I am ready with this PR. Please feel free to comment and give some feedback.
Only some cleanup of the commits.
@falkTX
Please dont ping developers like that. I will review this myself when I have the time. It is not a simple thing.
Sorry. I do not want to stress you. The guys I have pinged are developers of the same company I am working. We would like to use this PR also for our internal review (to reduce the double efforts of an additional review on our side). Would it be fine for you if we do our internal reviews also in this repository on the same PR or should I create a separate review for my colleges?
having a discussion here is all fine, I got confused by the pinging of people. next time, there is no need for such a comment, if you have internal systems to communicate with them, use them. but communication regarding the actual code, all fine (and good actually) to have it here.
thanks for understanding.
seems like the build failed because of travis issues, otherwise I have tested these changes with following use cases on aarch64 linux:
jackd -R -d alsa -C "hw:3" -P "hw:3" -n 3 -p 96 jack_lsp jack_simple_client connecting capture to playback ports + audio playback from line in to output device
this branch is rebased to latest develop and merge conflicts were resolved by me
There are a lot of changes here, but end result seems well worth it. Please rebase against latest develop branch again, CI has been fixed there since this PR was originally made and then updated.

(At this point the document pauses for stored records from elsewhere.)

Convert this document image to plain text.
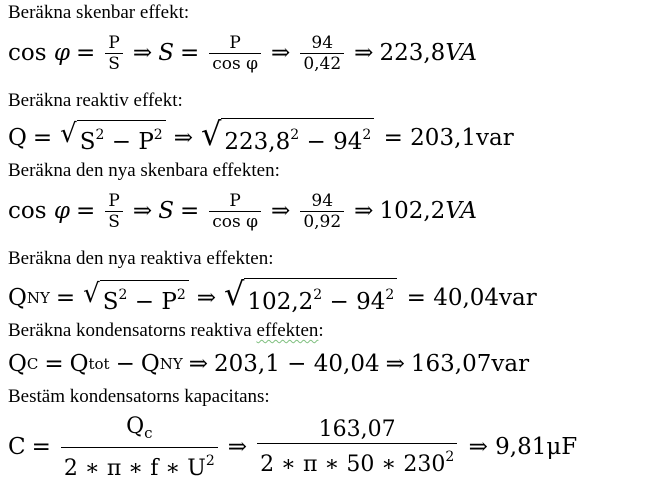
Beräkna skenbar effekt:
cos
$\varphi = \frac{P}{S}$ ⇒ $S = \frac{P}{\text{cos φ}}$ ⇒ $\frac{94}{0,42}$ ⇒ 223,8 VA
Beräkna reaktiv effekt:
Q = √ $S^2 - P^2$ ⇒ √ $223,8^2 - 94^2$
= 203,1var
Beräkna den nya skenbara effekten:
cos
$\varphi = \frac{P}{S}$ ⇒ $S = \frac{P}{\text{cos φ}}$ ⇒ $\frac{94}{0,92}$ ⇒ 102,2 VA
Beräkna den nya reaktiva effekten:
Q NY = √ $S^2 - P^2$ ⇒ √ $102,2^2 - 94^2$
= 40,04var
Beräkna kondensatorns reaktiva effekten:
Q C = Q tot − Q NY ⇒ 203,1 − 40,04 ⇒ 163,07var
Bestäm kondensatorns kapacitans:
$C = \frac{Q_c}{2 ∗ \pi ∗ f ∗ U^2}$ ⇒ $\frac{163,07}{2 ∗ \pi ∗ 50 ∗ 230^2}$
⇒ 9,81μF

I really dislike the use of POST_PACKED_STRUCTURE_FORCED_AARCH64.
Is this needed for aarch64 but not others like arm? Perhaps then this is something useful for 64bit systems only?
I really dislike the use of POST_PACKED_STRUCTURE_FORCED_AARCH64.
I have introduced I really dislike the use of POST_PACKED_STRUCTURE_ALWAYS now. This is used for all classes of JackRequest.h. Therefore those classes will always be packed independent of the architecture.